Он не отвечал. Он смотрел на нее, хотя он не мог точно разглядеть ее лицо в темноте.
Снаружи стало тише. Вдали можно было слышать гром орудий. Это могли быть танки. Время от времени на небе вспыхивало, если был больший взрыв. В комнате было тихо.
– Где вы будете спать? – внезапно спросил он. – Это же ваша двуспальная кровать…"
– Да, это моя двуспальная кровать, – сказала она, – и если я устану, то лягу немного там на другую сторону, рядом с вами, чтобы слышать, если вам что-то понадобится.
– Тогда, в тот вечер, – тихо говорила Анна Биндигу, – я хотела сказать тебе. Но тогда я, все же, не сказала. Я не знаю почему. Я знала, что ты поймешь, почему я приняла его и не предала. Но я все равно не сказала…
Они слышали, как он наверху в его каморке ходит туда-сюда. Биндиг немного приподнялся. Он был слаб. Жар отступил, и его члены прекратили дрожать в лихорадке. Он хотел есть, но ничего не говорил, потому что не хотел, чтобы она встала и принесла ему что-то из еды. Он хотел, чтобы она каждую секунду оставалась рядом с ним.
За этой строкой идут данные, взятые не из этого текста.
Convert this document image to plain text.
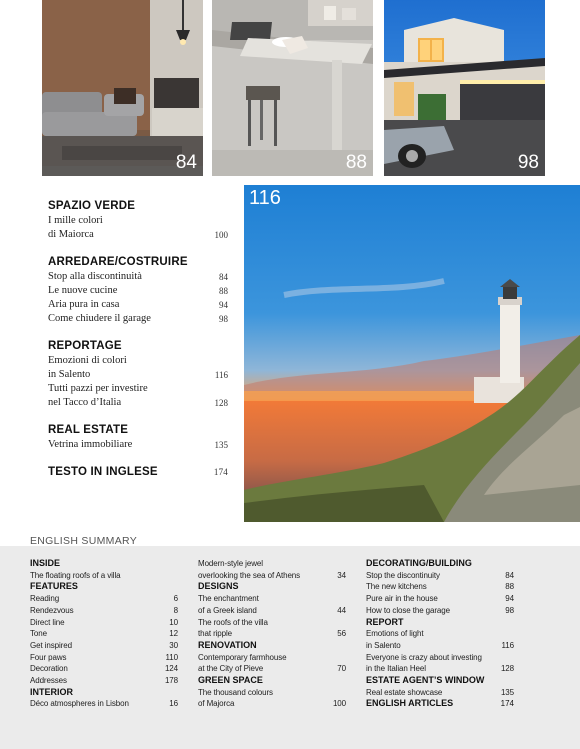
84	88	98
116
SPAZIO VERDE
I mille colori
di Maiorca	100
ARREDARE/COSTRUIRE
Stop alla discontinuità	84
Le nuove cucine	88
Aria pura in casa	94
Come chiudere il garage	98
REPORTAGE
Emozioni di colori
in Salento	116
Tutti pazzi per investire
nel Tacco d’Italia	128
REAL ESTATE
Vetrina immobiliare	135
TESTO IN INGLESE	174
ENGLISH SUMMARY
INSIDE
The floating roofs of a villa
FEATURES
Reading	6
Rendezvous	8
Direct line	10
Tone	12
Get inspired	30
Four paws	110
Decoration	124
Addresses	178
INTERIOR
Déco atmospheres in Lisbon	16
Modern-style jewel
overlooking the sea of Athens	34
DESIGNS
The enchantment
of a Greek island	44
The roofs of the villa
that ripple	56
RENOVATION
Contemporary farmhouse
at the City of Pieve	70
GREEN SPACE
The thousand colours
of Majorca	100
DECORATING/BUILDING
Stop the discontinuity	84
The new kitchens	88
Pure air in the house	94
How to close the garage	98
REPORT
Emotions of light
in Salento	116
Everyone is crazy about investing
in the Italian Heel	128
ESTATE AGENT’S WINDOW
Real estate showcase	135
ENGLISH ARTICLES	174
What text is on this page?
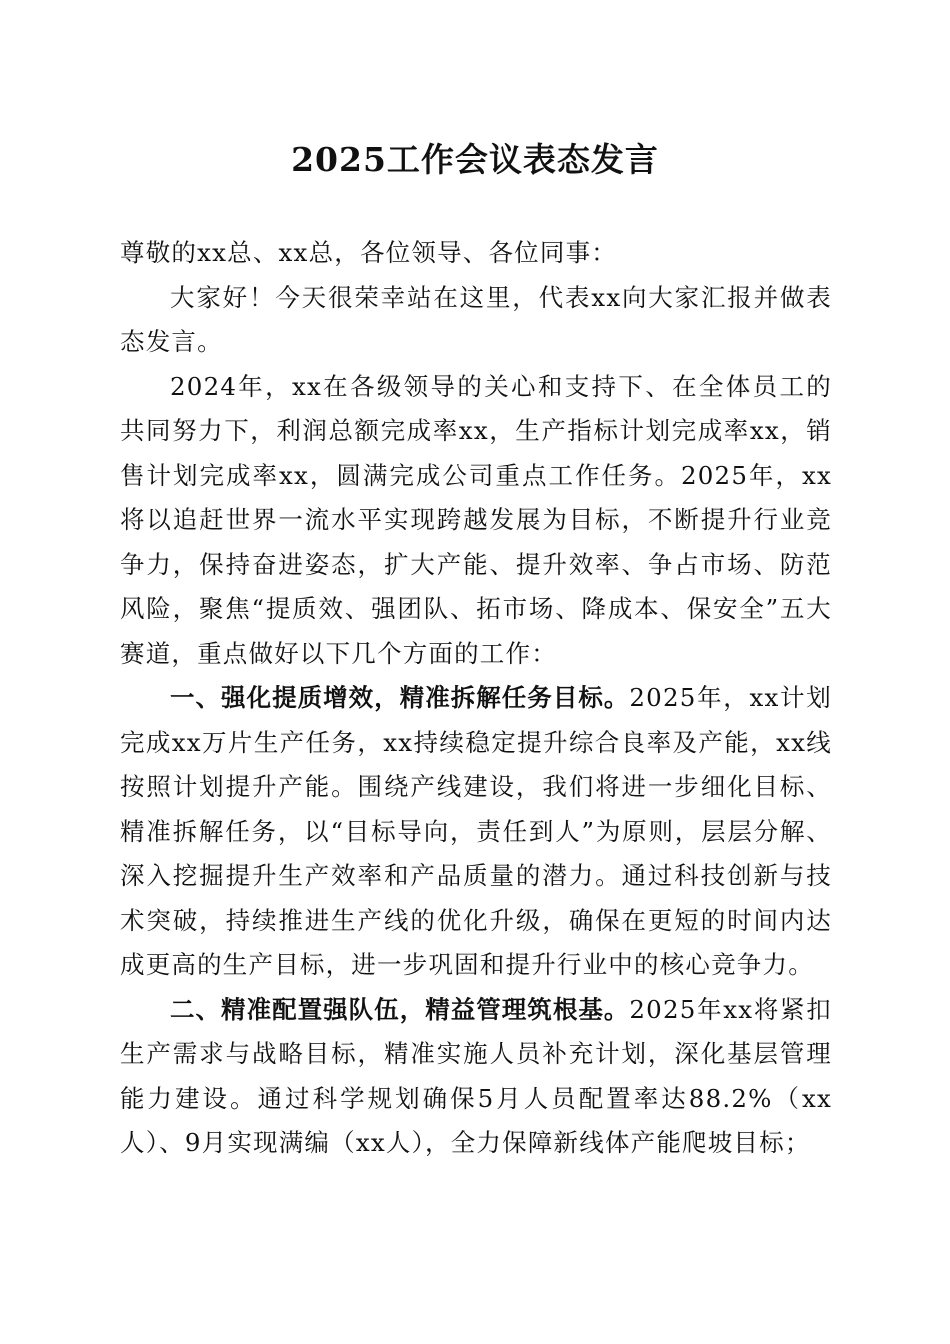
2025工作会议表态发言

尊敬的xx总、xx总，各位领导、各位同事：

大家好！今天很荣幸站在这里，代表xx向大家汇报并做表态发言。

2024年，xx在各级领导的关心和支持下、在全体员工的共同努力下，利润总额完成率xx，生产指标计划完成率xx，销售计划完成率xx，圆满完成公司重点工作任务。2025年，xx将以追赶世界一流水平实现跨越发展为目标，不断提升行业竞争力，保持奋进姿态，扩大产能、提升效率、争占市场、防范风险，聚焦“提质效、强团队、拓市场、降成本、保安全”五大赛道，重点做好以下几个方面的工作：

一、强化提质增效，精准拆解任务目标。2025年，xx计划完成xx万片生产任务，xx持续稳定提升综合良率及产能，xx线按照计划提升产能。围绕产线建设，我们将进一步细化目标、精准拆解任务，以“目标导向，责任到人”为原则，层层分解、深入挖掘提升生产效率和产品质量的潜力。通过科技创新与技术突破，持续推进生产线的优化升级，确保在更短的时间内达成更高的生产目标，进一步巩固和提升行业中的核心竞争力。

二、精准配置强队伍，精益管理筑根基。2025年xx将紧扣生产需求与战略目标，精准实施人员补充计划，深化基层管理能力建设。通过科学规划确保5月人员配置率达88.2%（xx人）、9月实现满编（xx人），全力保障新线体产能爬坡目标；
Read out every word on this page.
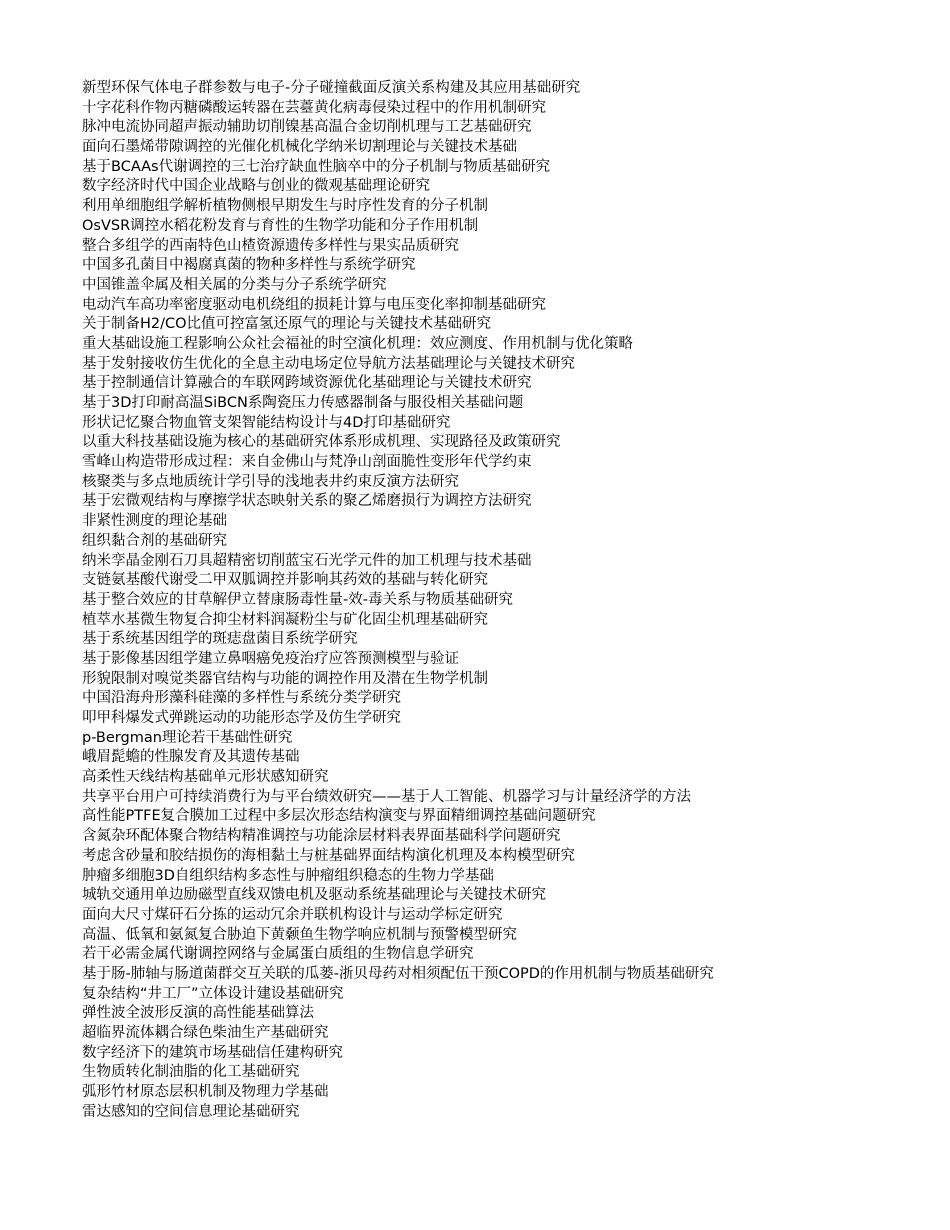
新型环保气体电子群参数与电子-分子碰撞截面反演关系构建及其应用基础研究
十字花科作物丙糖磷酸运转器在芸薹黄化病毒侵染过程中的作用机制研究
脉冲电流协同超声振动辅助切削镍基高温合金切削机理与工艺基础研究
面向石墨烯带隙调控的光催化机械化学纳米切割理论与关键技术基础
基于BCAAs代谢调控的三七治疗缺血性脑卒中的分子机制与物质基础研究
数字经济时代中国企业战略与创业的微观基础理论研究
利用单细胞组学解析植物侧根早期发生与时序性发育的分子机制
OsVSR调控水稻花粉发育与育性的生物学功能和分子作用机制
整合多组学的西南特色山楂资源遗传多样性与果实品质研究
中国多孔菌目中褐腐真菌的物种多样性与系统学研究
中国锥盖伞属及相关属的分类与分子系统学研究
电动汽车高功率密度驱动电机绕组的损耗计算与电压变化率抑制基础研究
关于制备H2/CO比值可控富氢还原气的理论与关键技术基础研究
重大基础设施工程影响公众社会福祉的时空演化机理：效应测度、作用机制与优化策略
基于发射接收仿生优化的全息主动电场定位导航方法基础理论与关键技术研究
基于控制通信计算融合的车联网跨域资源优化基础理论与关键技术研究
基于3D打印耐高温SiBCN系陶瓷压力传感器制备与服役相关基础问题
形状记忆聚合物血管支架智能结构设计与4D打印基础研究
以重大科技基础设施为核心的基础研究体系形成机理、实现路径及政策研究
雪峰山构造带形成过程：来自金佛山与梵净山剖面脆性变形年代学约束
核聚类与多点地质统计学引导的浅地表井约束反演方法研究
基于宏微观结构与摩擦学状态映射关系的聚乙烯磨损行为调控方法研究
非紧性测度的理论基础
组织黏合剂的基础研究
纳米孪晶金刚石刀具超精密切削蓝宝石光学元件的加工机理与技术基础
支链氨基酸代谢受二甲双胍调控并影响其药效的基础与转化研究
基于整合效应的甘草解伊立替康肠毒性量-效-毒关系与物质基础研究
植萃水基微生物复合抑尘材料润凝粉尘与矿化固尘机理基础研究
基于系统基因组学的斑痣盘菌目系统学研究
基于影像基因组学建立鼻咽癌免疫治疗应答预测模型与验证
形貌限制对嗅觉类器官结构与功能的调控作用及潜在生物学机制
中国沿海舟形藻科硅藻的多样性与系统分类学研究
叩甲科爆发式弹跳运动的功能形态学及仿生学研究
p-Bergman理论若干基础性研究
峨眉髭蟾的性腺发育及其遗传基础
高柔性天线结构基础单元形状感知研究
共享平台用户可持续消费行为与平台绩效研究——基于人工智能、机器学习与计量经济学的方法
高性能PTFE复合膜加工过程中多层次形态结构演变与界面精细调控基础问题研究
含氮杂环配体聚合物结构精准调控与功能涂层材料表界面基础科学问题研究
考虑含砂量和胶结损伤的海相黏土与桩基础界面结构演化机理及本构模型研究
肿瘤多细胞3D自组织结构多态性与肿瘤组织稳态的生物力学基础
城轨交通用单边励磁型直线双馈电机及驱动系统基础理论与关键技术研究
面向大尺寸煤矸石分拣的运动冗余并联机构设计与运动学标定研究
高温、低氧和氨氮复合胁迫下黄颡鱼生物学响应机制与预警模型研究
若干必需金属代谢调控网络与金属蛋白质组的生物信息学研究
基于肠-肺轴与肠道菌群交互关联的瓜蒌-浙贝母药对相须配伍干预COPD的作用机制与物质基础研究
复杂结构“井工厂”立体设计建设基础研究
弹性波全波形反演的高性能基础算法
超临界流体耦合绿色柴油生产基础研究
数字经济下的建筑市场基础信任建构研究
生物质转化制油脂的化工基础研究
弧形竹材原态层积机制及物理力学基础
雷达感知的空间信息理论基础研究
Цадо принес ему сигареты и шоколад. Он пытался зажечь сигарету, и это тоже удалось ему. Вспыхнувшая спичка на секунды осветила лицо. Оно было бледным, и вокруг глаз лежали темные тени. Но маленькая спичка горела только немного секунд. Когда снова стало темно, Анна сказала: – Ты должен спать. Сон полезен. Спать так долго, до тех пор пока все не кончится. Температура и слабость и вся война, вообще…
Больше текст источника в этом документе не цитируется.